Леонардо поднял ясные равнодушные глаза и пристально посмотрел на вельможу.
– Зачем это угодно вашей светлости? – спросил он просто.
Лоренцо несколько минут молчал и, хмурясь, играл кистью своей шелковой подушки.
– Тебе это все равно, наконец, – произнес он уклончиво. – Довольно и того, что тебе будет там лучше. У нас все здесь переменилось, и вместо ярких цветов мы должны были бы украшать наши дворцы черными флагами.
Лоренцо поник головой и с грустью смотрел на свои блестящие покои с позолотой на расписных потолках, со стенами, украшенными дорогими восточными коврами и аллегорическими картинами, на всю эту роскошь мраморных статуй среди торжественного безмолвия портретов предков… В его голове мелькнуло тяжелое воспоминание об ужасной смерти несчастного брата Джулиано, погибшего два года назад.
Лоренцо заметил на лице Леонардо выражение у довольствия, когда предложил ему ехать в Милан: Милан представлялся воображению художника тем городом, который был способен удовлетворить его стремлению к широкой деятельности.
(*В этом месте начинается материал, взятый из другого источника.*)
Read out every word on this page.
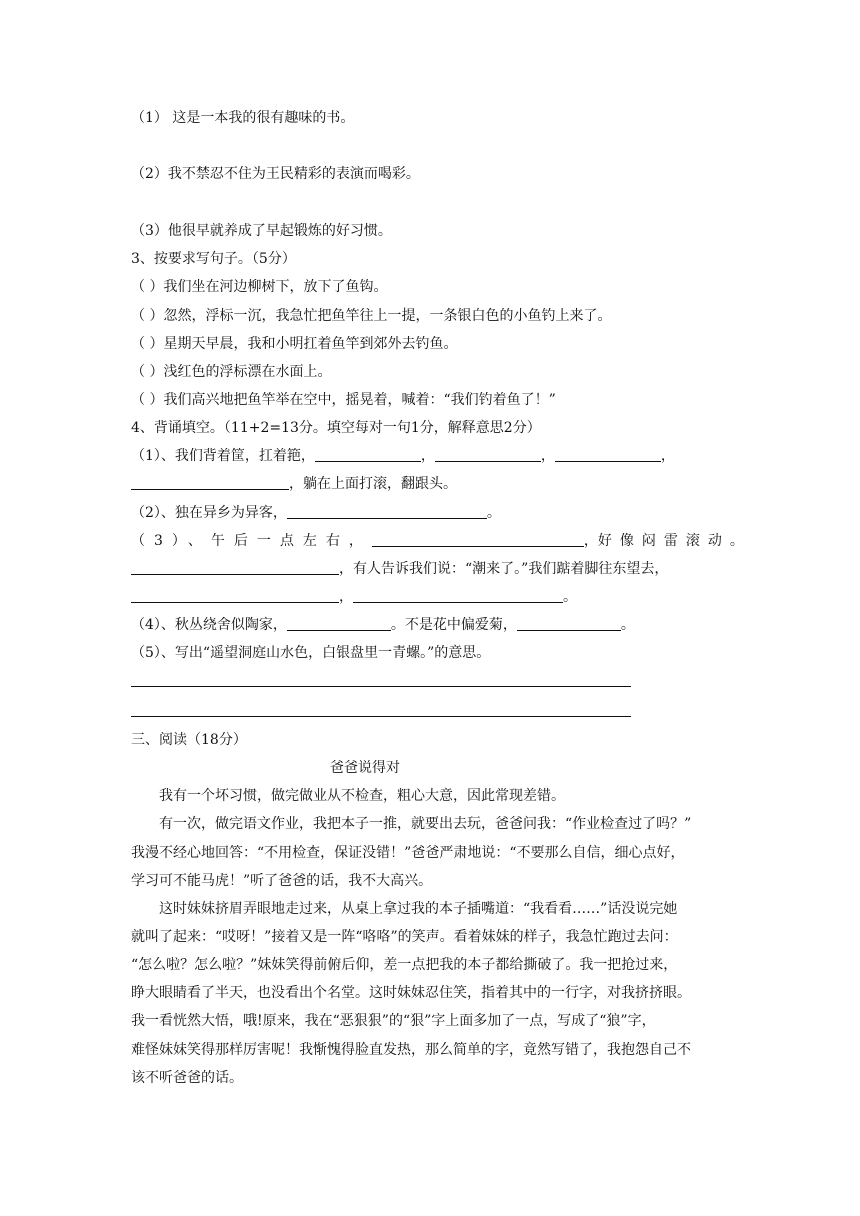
（1） 这是一本我的很有趣味的书。
（2）我不禁忍不住为王民精彩的表演而喝彩。
（3）他很早就养成了早起锻炼的好习惯。
3、按要求写句子。（5分）
（ ）我们坐在河边柳树下，放下了鱼钩。
（ ）忽然，浮标一沉，我急忙把鱼竿往上一提，一条银白色的小鱼钓上来了。
（ ）星期天早晨，我和小明扛着鱼竿到郊外去钓鱼。
（ ）浅红色的浮标漂在水面上。
（ ）我们高兴地把鱼竿举在空中，摇晃着，喊着：“我们钓着鱼了！”
4、背诵填空。（11+2=13分。填空每对一句1分，解释意思2分）
（1）、我们背着筐，扛着筢，	，	，	，
，躺在上面打滚，翻跟头。
（2）、独在异乡为异客，	。
（3）、午后一点左右，	， 好像闷雷滚动。
，有人告诉我们说：“潮来了。”我们踮着脚往东望去，
，	。
（4）、秋丛绕舍似陶家，	。不是花中偏爱菊，	。
（5）、写出“遥望洞庭山水色，白银盘里一青螺。”的意思。
三、阅读（18分）
爸爸说得对
我有一个坏习惯，做完做业从不检查，粗心大意，因此常现差错。
有一次，做完语文作业，我把本子一推，就要出去玩，爸爸问我：“作业检查过了吗？”
我漫不经心地回答：“不用检查，保证没错！”爸爸严肃地说：“不要那么自信，细心点好，
学习可不能马虎！”听了爸爸的话，我不大高兴。
这时妹妹挤眉弄眼地走过来，从桌上拿过我的本子插嘴道：“我看看……”话没说完她
就叫了起来：“哎呀！”接着又是一阵“咯咯”的笑声。看着妹妹的样子，我急忙跑过去问：
“怎么啦？怎么啦？”妹妹笑得前俯后仰，差一点把我的本子都给撕破了。我一把抢过来，
睁大眼睛看了半天，也没看出个名堂。这时妹妹忍住笑，指着其中的一行字，对我挤挤眼。
我一看恍然大悟，哦!原来，我在“恶狠狠”的“狠”字上面多加了一点，写成了“狼”字，
难怪妹妹笑得那样厉害呢！我惭愧得脸直发热，那么简单的字，竟然写错了，我抱怨自己不
该不听爸爸的话。
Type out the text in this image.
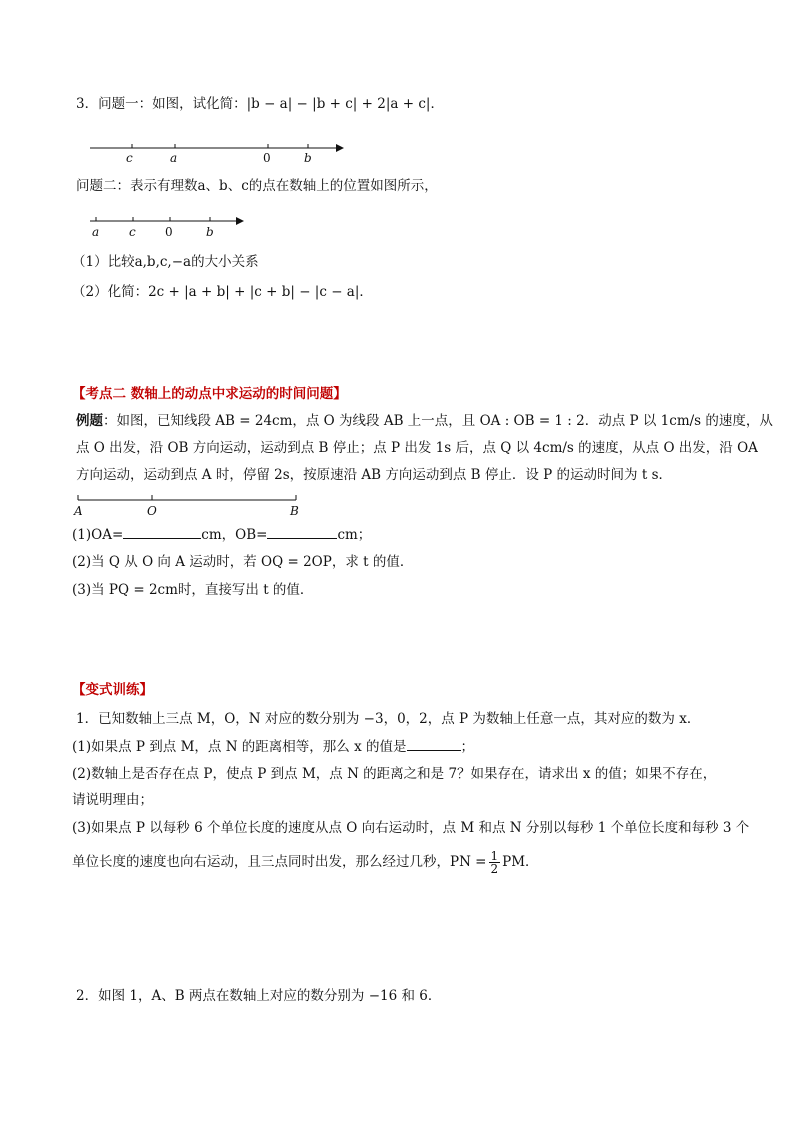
3．问题一：如图，试化简：|b − a| − |b + c| + 2|a + c|．
c	a	0	b
问题二：表示有理数a、b、c的点在数轴上的位置如图所示，
a c 0	b
（1）比较a,b,c,−a的大小关系
（2）化简：2c + |a + b| + |c + b| − |c − a|．
【考点二 数轴上的动点中求运动的时间问题】
例题：如图，已知线段 AB = 24cm，点 O 为线段 AB 上一点，且 OA : OB = 1 : 2．动点 P 以 1cm/s 的速度，从
点 O 出发，沿 OB 方向运动，运动到点 B 停止；点 P 出发 1s 后，点 Q 以 4cm/s 的速度，从点 O 出发，沿 OA
方向运动，运动到点 A 时，停留 2s，按原速沿 AB 方向运动到点 B 停止．设 P 的运动时间为 t s．
A	O	B
(1)OA=	cm，OB=	cm；
(2)当 Q 从 O 向 A 运动时，若 OQ = 2OP，求 t 的值．
(3)当 PQ = 2cm时，直接写出 t 的值．
【变式训练】
1．已知数轴上三点 M，O，N 对应的数分别为 −3，0，2，点 P 为数轴上任意一点，其对应的数为 x．
(1)如果点 P 到点 M，点 N 的距离相等，那么 x 的值是	；
(2)数轴上是否存在点 P，使点 P 到点 M，点 N 的距离之和是 7？如果存在，请求出 x 的值；如果不存在，
请说明理由；
(3)如果点 P 以每秒 6 个单位长度的速度从点 O 向右运动时，点 M 和点 N 分别以每秒 1 个单位长度和每秒 3 个
单位长度的速度也向右运动，且三点同时出发，那么经过几秒，PN = $\frac{1}{2}$ PM．
2．如图 1，A、B 两点在数轴上对应的数分别为 −16 和 6．
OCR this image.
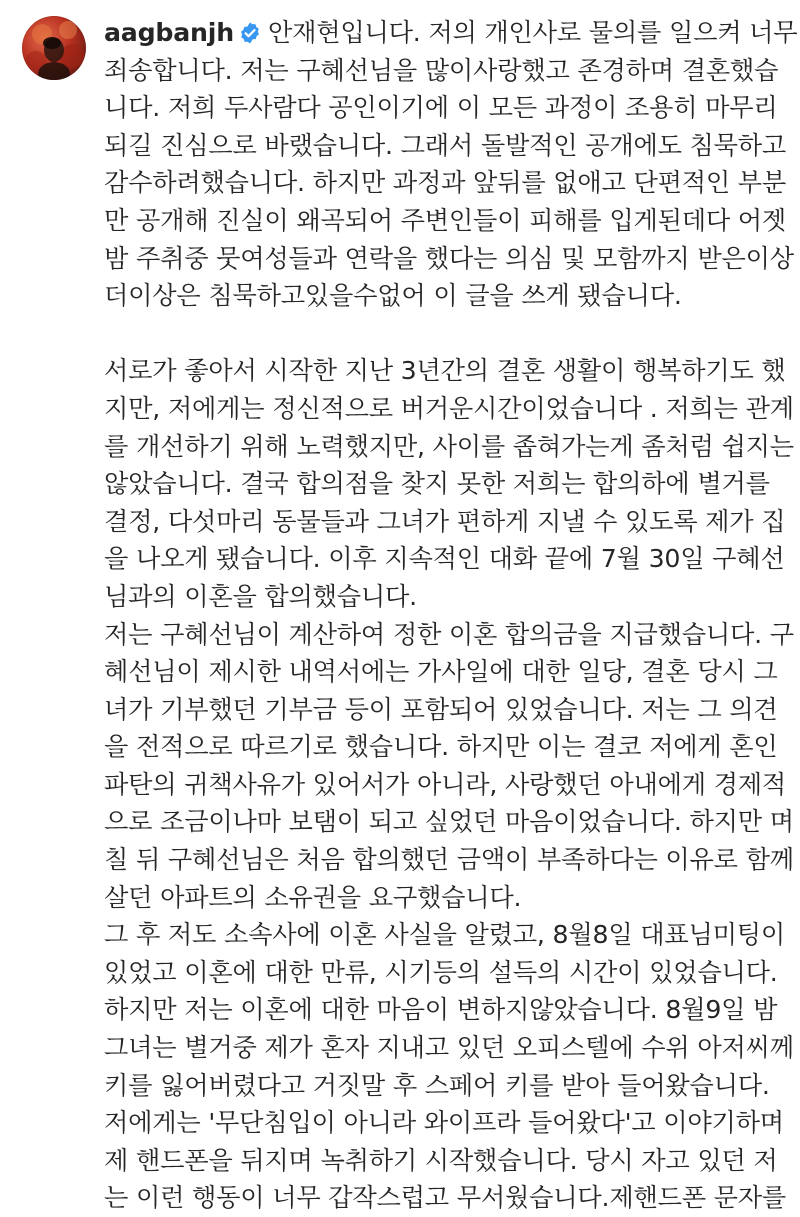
aagbanjh 안재현입니다. 저의 개인사로 물의를 일으켜 너무
죄송합니다. 저는 구혜선님을 많이사랑했고 존경하며 결혼했습
니다. 저희 두사람다 공인이기에 이 모든 과정이 조용히 마무리
되길 진심으로 바랬습니다. 그래서 돌발적인 공개에도 침묵하고
감수하려했습니다. 하지만 과정과 앞뒤를 없애고 단편적인 부분
만 공개해 진실이 왜곡되어 주변인들이 피해를 입게된데다 어젯
밤 주취중 뭇여성들과 연락을 했다는 의심 및 모함까지 받은이상
더이상은 침묵하고있을수없어 이 글을 쓰게 됐습니다.
서로가 좋아서 시작한 지난 3년간의 결혼 생활이 행복하기도 했
지만, 저에게는 정신적으로 버거운시간이었습니다 . 저희는 관계
를 개선하기 위해 노력했지만, 사이를 좁혀가는게 좀처럼 쉽지는
않았습니다. 결국 합의점을 찾지 못한 저희는 합의하에 별거를
결정, 다섯마리 동물들과 그녀가 편하게 지낼 수 있도록 제가 집
을 나오게 됐습니다. 이후 지속적인 대화 끝에 7월 30일 구혜선
님과의 이혼을 합의했습니다.
저는 구혜선님이 계산하여 정한 이혼 합의금을 지급했습니다. 구
혜선님이 제시한 내역서에는 가사일에 대한 일당, 결혼 당시 그
녀가 기부했던 기부금 등이 포함되어 있었습니다. 저는 그 의견
을 전적으로 따르기로 했습니다. 하지만 이는 결코 저에게 혼인
파탄의 귀책사유가 있어서가 아니라, 사랑했던 아내에게 경제적
으로 조금이나마 보탬이 되고 싶었던 마음이었습니다. 하지만 며
칠 뒤 구혜선님은 처음 합의했던 금액이 부족하다는 이유로 함께
살던 아파트의 소유권을 요구했습니다.
그 후 저도 소속사에 이혼 사실을 알렸고, 8월8일 대표님미팅이
있었고 이혼에 대한 만류, 시기등의 설득의 시간이 있었습니다.
하지만 저는 이혼에 대한 마음이 변하지않았습니다. 8월9일 밤
그녀는 별거중 제가 혼자 지내고 있던 오피스텔에 수위 아저씨께
키를 잃어버렸다고 거짓말 후 스페어 키를 받아 들어왔습니다.
저에게는 '무단침입이 아니라 와이프라 들어왔다'고 이야기하며
제 핸드폰을 뒤지며 녹취하기 시작했습니다. 당시 자고 있던 저
는 이런 행동이 너무 갑작스럽고 무서웠습니다.제핸드폰 문자를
– Я вижу, что мое предложение тебе по вкусу, – сухо засмеялся Лоренцо. – Это доказывает, что ты не особенно будешь грустить о нашем дворце. Что ж, все к лучшему. Мне же хочется выказать расположение к моему брату и другу, светлейшему герцогу Сфорца, и для этой цели, право, я не найду человека лучше тебя. Ты поедешь, мессер, моим послом в Милане и передашь от меня герцогу лютню, при сем, конечно, сумеешь показать ее превосходные качества, а еще больше свои превосходные таланты инженера и архитектора. Ну, что же ты на это скажешь?
Леонардо задумался.
– Я попрошу у вашей светлости несколько дней для размышления.
– Для размышления? Хорошо. Я знаю, ты над всем любишь размышлять. Ну, да это твое дело, но только размышляй не особенно долго. А теперь я больше тебя не держу мессер Леонардо, ступай; да скажи, доволен ли ты своим помещением? Я не хочу, чтобы кто-нибудь был у меня недоволен…
И величественным жестом вельможа простился с художником.
Леонардо сидел в своей мастерской, с глубокой задумчивостью устремив взгляд в окно, на темную листву кипарисов сада Медичи. Ночь была тихая, благодатная, и легкий ветер доносил до художника шелест померанцевых деревьев и аромат их молочно-белых цветов.
Леонардо думал о Милане и герцоге Сфорца, и в глазах его уже не было нерешительности. Напротив, они смотрели бодро и уверенно. Наконец он взял перо и начал писать.